The Laulasmaa, Estonia-based Arvo Pärt Centre recently announced a competition for a residency scholarship that allows one artist to focus on their work at the centre for up to a month; the first scholarship was awarded to Austrian composer and artist Annamaria Kowalsky.
Kowalsky has a degree as an instrumentalist from the University of Music and Performing Arts Vienna and a doctorate in philosophy from the Academy of Fine Arts Vienna.
According to the centre, Kowalsky is a “versatile creator who effortlessly combines the roles of composer, performer and painter, and expresses herself with great skill in all these fields”.
Arvo Pärt did not participate in the centre’s selection process, but his son, Michael Pärt, is a member of the jury that selects the scholarships.
Applications from across the world
A total of 75 scholarship applications were submitted from across the world. In addition to Estonia, applications were received from Finland, Sweden, Denmark, Iceland, Lithuania, Germany, Austria, Switzerland, Belgium, the Netherlands, Scotland, Bulgaria, Hungary, Slovakia, Serbia, Spain, Greece, the US, Brazil, Argentina, Australia, South Korea, Japan, Singapore, Cuba, Iran, Lebanon and Rwanda.
“Most of the residency applications came from composers and instrumentalists, but the candidates also included filmmakers, poets, visual artists, singers, researchers, photographers, dancers, multimedia artists and journalists with exciting ideas,” the programme manager at the Arvo Pärt Centre, Riin Eensalu, said in a statement.
Residency scholarship awarded twice a year
The Arvo Pärt Centre awards the residency scholarship twice a year to give one creator the opportunity to focus on a larger creative work. The scholarship covers the resident’s expenses for one to four weeks and includes a daily allowance. The deadlines for applying for the scholarship are 31 May and 30 September.
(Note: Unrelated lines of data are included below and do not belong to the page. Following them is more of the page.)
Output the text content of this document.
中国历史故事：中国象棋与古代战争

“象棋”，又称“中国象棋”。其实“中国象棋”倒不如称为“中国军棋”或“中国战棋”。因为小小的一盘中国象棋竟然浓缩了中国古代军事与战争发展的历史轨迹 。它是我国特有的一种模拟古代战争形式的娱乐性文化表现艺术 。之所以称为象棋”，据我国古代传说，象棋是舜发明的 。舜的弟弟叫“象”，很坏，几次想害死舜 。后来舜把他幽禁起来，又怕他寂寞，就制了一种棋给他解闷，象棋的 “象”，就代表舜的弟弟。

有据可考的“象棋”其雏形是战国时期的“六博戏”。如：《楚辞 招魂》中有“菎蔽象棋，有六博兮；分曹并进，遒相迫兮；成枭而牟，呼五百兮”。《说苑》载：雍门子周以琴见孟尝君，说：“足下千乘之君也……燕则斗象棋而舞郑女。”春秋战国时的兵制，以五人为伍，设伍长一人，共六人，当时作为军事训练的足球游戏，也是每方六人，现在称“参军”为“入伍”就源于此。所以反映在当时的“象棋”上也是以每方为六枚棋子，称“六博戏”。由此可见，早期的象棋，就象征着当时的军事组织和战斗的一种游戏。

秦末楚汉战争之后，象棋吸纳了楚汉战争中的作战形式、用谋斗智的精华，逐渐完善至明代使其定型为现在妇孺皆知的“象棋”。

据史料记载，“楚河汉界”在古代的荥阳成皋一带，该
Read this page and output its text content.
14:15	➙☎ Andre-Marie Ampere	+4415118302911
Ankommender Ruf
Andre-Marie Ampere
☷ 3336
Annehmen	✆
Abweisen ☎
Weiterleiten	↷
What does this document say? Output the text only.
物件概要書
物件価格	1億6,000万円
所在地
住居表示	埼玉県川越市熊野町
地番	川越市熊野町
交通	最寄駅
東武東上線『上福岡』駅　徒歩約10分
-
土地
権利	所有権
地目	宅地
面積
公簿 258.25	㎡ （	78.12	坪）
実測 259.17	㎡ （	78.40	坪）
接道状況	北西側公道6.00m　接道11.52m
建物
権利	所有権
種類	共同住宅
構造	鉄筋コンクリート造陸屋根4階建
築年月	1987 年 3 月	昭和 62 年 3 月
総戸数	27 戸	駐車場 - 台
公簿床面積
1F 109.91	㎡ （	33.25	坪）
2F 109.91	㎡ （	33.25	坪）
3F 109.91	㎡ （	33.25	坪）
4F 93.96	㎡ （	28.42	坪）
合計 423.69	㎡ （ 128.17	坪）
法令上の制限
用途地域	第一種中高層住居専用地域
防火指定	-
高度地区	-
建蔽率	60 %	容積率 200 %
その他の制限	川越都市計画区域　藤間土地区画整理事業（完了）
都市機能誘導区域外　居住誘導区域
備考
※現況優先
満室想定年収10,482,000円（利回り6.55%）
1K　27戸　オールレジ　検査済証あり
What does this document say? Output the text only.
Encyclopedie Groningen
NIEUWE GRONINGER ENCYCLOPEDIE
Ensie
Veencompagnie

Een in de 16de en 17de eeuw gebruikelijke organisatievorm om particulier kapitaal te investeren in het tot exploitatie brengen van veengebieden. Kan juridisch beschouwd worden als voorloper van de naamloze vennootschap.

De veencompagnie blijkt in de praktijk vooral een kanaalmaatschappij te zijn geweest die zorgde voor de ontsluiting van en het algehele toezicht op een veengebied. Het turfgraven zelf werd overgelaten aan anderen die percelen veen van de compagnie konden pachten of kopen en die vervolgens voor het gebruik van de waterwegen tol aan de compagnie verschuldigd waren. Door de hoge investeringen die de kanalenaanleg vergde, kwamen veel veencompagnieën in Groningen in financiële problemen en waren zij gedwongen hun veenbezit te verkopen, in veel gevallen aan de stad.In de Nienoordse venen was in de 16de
The centre showcases the cultural heritage of the Estonian composer, Arvo Pärt – one of the most performed living composers in the world. The centre, opened in 2018, includes a 150-seat chamber hall, a library, an exhibition area, a video hall and a classroom. It is located in Laulasmaa, 35 kilometres (22 miles) from Tallinn, the capital of Estonia, in a beautiful natural peninsula between the sea and a pine forest.